September 2021

Abstracts of the QSIT Lunch Seminar, Thursday, September 2, 2021

Engineering Dynamical Tunneling in Quantum Gas Coupled to a Cavity

Rodrigo Rosa-Medina - Quantum Optics Group (Esslinger group), ETH Zurich

In our experiment, we couple a Bose-Einstein condensate (BEC) to a high-finesse optical resonator to explore different scenarios of many-body cavity QED. This complex light-matter system offers unique possibilities to simulate solid-state Hamiltonians and realize out-of-equilibrium scenarios beyond conventional materials. In particular, the photons leaking out of the cavity allow real-time access to the dynamics and, at the same time, render the system intrinsically non-Hermitian [1].
In this talk, I will report on the experimental realization of dynamical tunneling in a synthetic lattice in momentum space [2]. Our implementation is based on a spinor BEC coupled to the cavity and driven by two transverse laser fields. This gives rise to collective Raman scattering with the photons imparting discrete momenta on the BEC, which we interpret as cavity-assisted tunneling in a momentum grid. As the emerging cavity field depends on the spin and density configuration of the atoms, the tunneling rate is not externally determined but rather evolves dynamically with the atomic state. The photon field inducing the tunneling process is subject to cavity dissipation, resulting in effective directional currents in a non-Hermitian setting. By leveraging on the cavity leakage, we gain non-destructive, real-time access to the emerging currents, which is often challenging in cold-atom experiments.
Our results offer prospects to explore dynamical currents in strongly-correlated settings and to advance towards the simulation of lattice gauge theories.

[1] Ferri, F., Rosa-Medina, R., Finger, F., Dogra, N., Soriente, M., Zilberberg, O., Donner, T., Esslinger, T. (2021). arXiv:2104.12782.
[2] Rosa-​Medina, R., Ferri, F., Finger, F., Dogra, N., Kroeger, K., Lin, R., Chitra, R., Donner, T., Esslinger, T. (2021). arXiv:2108.11888

Tunable quantum confinement of neutral excitons using electric fields and exciton-charge interactions

Deepankur Thureja - Quantum Photonics Group (Imamoglu group), ETH Zurich

The realization of fully tunable quantum emitters in solid state systems has been an outstanding goal of optoelectronics and quantum photonics.

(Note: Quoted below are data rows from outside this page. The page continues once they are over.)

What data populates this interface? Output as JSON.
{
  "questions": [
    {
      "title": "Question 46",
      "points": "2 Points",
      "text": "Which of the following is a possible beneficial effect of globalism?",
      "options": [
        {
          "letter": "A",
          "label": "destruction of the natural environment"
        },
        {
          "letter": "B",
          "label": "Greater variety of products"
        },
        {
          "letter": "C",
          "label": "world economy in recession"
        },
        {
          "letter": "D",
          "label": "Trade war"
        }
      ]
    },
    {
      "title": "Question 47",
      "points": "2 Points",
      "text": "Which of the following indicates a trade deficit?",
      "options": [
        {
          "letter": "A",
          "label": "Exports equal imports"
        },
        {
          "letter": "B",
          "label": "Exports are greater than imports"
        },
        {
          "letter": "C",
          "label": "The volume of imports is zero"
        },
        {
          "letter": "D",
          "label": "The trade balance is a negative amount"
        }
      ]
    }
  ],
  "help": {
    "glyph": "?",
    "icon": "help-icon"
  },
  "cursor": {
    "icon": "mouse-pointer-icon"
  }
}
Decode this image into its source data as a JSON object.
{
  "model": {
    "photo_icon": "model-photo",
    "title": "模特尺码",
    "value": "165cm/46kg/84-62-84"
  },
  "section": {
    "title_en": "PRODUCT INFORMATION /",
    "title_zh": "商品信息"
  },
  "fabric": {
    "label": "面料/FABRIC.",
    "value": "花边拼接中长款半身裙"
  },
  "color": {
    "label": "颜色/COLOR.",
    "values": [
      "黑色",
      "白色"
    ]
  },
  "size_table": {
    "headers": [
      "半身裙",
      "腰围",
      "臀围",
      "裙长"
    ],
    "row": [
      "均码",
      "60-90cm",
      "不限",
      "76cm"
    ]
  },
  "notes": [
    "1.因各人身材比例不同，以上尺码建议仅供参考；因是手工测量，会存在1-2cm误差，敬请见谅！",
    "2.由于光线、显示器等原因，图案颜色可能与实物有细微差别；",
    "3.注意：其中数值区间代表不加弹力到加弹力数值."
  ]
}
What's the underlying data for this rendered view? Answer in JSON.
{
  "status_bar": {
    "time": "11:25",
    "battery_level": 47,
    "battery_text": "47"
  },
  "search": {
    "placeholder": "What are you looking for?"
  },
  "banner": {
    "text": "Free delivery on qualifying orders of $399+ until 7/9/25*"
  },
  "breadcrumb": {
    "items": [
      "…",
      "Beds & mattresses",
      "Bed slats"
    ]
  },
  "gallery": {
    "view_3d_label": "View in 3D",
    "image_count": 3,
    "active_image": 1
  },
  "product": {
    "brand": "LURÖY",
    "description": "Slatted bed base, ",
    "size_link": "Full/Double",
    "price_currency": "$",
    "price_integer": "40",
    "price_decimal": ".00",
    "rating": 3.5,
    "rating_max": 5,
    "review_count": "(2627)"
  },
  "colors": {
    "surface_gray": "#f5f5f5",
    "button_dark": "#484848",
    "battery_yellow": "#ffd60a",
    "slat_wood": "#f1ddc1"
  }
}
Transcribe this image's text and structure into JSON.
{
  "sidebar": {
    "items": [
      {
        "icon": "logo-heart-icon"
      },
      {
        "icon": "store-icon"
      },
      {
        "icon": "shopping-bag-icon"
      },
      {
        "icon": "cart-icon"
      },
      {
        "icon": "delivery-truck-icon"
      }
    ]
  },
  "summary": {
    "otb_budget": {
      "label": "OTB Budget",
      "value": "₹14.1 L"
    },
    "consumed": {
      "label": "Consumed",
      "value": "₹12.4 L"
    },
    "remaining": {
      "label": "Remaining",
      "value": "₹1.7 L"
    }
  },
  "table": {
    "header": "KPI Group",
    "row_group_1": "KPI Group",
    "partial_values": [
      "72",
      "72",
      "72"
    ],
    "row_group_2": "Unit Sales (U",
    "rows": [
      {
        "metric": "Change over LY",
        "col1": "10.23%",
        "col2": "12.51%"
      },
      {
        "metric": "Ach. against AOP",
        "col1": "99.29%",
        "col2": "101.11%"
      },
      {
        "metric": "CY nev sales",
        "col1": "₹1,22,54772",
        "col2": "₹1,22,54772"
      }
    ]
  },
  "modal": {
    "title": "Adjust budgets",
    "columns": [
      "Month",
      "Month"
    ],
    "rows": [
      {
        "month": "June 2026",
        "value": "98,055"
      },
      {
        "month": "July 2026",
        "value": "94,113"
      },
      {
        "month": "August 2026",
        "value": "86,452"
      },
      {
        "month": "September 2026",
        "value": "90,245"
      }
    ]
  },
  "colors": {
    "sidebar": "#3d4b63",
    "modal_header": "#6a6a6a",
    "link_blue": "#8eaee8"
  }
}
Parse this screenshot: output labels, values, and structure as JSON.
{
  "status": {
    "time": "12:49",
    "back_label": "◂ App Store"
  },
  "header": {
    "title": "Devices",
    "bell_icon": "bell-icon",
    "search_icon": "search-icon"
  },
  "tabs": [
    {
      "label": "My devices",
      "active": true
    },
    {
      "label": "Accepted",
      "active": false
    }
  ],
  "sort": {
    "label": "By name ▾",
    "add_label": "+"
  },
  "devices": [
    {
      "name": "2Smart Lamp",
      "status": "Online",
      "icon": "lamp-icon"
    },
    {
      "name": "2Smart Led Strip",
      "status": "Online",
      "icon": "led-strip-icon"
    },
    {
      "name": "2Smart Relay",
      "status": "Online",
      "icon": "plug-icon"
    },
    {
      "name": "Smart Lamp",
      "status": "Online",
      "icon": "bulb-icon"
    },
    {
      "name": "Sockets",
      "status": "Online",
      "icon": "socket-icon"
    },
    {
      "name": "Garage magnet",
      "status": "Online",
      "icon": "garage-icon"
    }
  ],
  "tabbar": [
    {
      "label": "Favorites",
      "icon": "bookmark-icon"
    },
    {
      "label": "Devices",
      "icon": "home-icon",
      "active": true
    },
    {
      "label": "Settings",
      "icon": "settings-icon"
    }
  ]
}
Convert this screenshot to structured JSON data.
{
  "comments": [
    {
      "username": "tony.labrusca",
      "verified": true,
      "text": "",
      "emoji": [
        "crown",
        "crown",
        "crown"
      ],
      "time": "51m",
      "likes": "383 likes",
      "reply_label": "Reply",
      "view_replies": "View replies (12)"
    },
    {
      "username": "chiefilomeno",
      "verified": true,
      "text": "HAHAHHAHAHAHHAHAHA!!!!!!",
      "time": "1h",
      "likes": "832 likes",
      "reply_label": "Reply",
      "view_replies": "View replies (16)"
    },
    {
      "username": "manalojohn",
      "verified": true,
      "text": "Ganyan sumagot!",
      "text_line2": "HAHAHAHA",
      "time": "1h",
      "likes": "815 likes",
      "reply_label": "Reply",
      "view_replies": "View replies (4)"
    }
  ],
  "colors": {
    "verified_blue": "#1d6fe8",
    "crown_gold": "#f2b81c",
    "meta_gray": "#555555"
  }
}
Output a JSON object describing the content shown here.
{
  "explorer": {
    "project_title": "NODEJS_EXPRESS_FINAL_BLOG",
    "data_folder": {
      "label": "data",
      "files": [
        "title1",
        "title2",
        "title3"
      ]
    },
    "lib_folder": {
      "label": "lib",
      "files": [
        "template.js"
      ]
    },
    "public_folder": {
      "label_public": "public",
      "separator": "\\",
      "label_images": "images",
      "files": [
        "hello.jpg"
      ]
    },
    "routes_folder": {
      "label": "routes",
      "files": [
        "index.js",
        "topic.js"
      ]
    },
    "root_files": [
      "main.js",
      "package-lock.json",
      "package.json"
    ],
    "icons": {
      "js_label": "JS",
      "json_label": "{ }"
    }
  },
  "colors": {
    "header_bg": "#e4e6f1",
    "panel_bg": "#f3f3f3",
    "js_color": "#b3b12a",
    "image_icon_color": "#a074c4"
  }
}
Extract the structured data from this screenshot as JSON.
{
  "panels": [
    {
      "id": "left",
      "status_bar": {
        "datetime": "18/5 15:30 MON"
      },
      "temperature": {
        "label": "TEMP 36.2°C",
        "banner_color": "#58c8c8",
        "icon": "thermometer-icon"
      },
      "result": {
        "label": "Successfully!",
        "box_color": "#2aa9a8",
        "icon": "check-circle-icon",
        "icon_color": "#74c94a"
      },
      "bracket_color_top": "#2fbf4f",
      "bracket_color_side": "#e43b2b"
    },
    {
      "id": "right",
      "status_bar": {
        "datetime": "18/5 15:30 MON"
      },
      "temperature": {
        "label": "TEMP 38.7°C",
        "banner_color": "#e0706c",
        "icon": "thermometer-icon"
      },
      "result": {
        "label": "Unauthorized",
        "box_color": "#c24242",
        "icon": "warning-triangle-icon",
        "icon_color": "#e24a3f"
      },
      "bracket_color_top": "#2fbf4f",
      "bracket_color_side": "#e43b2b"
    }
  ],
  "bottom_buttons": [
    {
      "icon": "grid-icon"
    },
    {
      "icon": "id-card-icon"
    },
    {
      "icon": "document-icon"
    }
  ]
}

In this talk I will discuss our recent experimental results demonstrating quantum confinement of neutral excitons in monolayer transition metal dichalcogenides with full electrical control [1]. We show that excitons can be quantum confined at few nanometer length scales, through the dc Stark effect induced by strong in-plane electric fields in the insulating region of a p-i-n diode. Furthermore, we find a new confinement mechanism that exploits the repulsive interactions of neutral excitons in the i-region with the surrounding Fermi sea of itinerant charges in the n- and p-doped regions.
Our optical experiments reveal the quantization of excitonic motion into discrete states, which is an unambiguous signature of quantum confinement. An important feature of our approach is that it achieves quantum confinement without relying on lithographic patterning at nanoscopic scales. Such electrically tunable quantum confined excitons may provide a scalable platform for arrays of identical single photon sources and constitute building blocks of strongly correlated photonic many-body systems.

[1] D. Thureja et. al, “Electrically controlled quantum confinement of excitons in 2D semiconductors”, arXiv:2102.08989.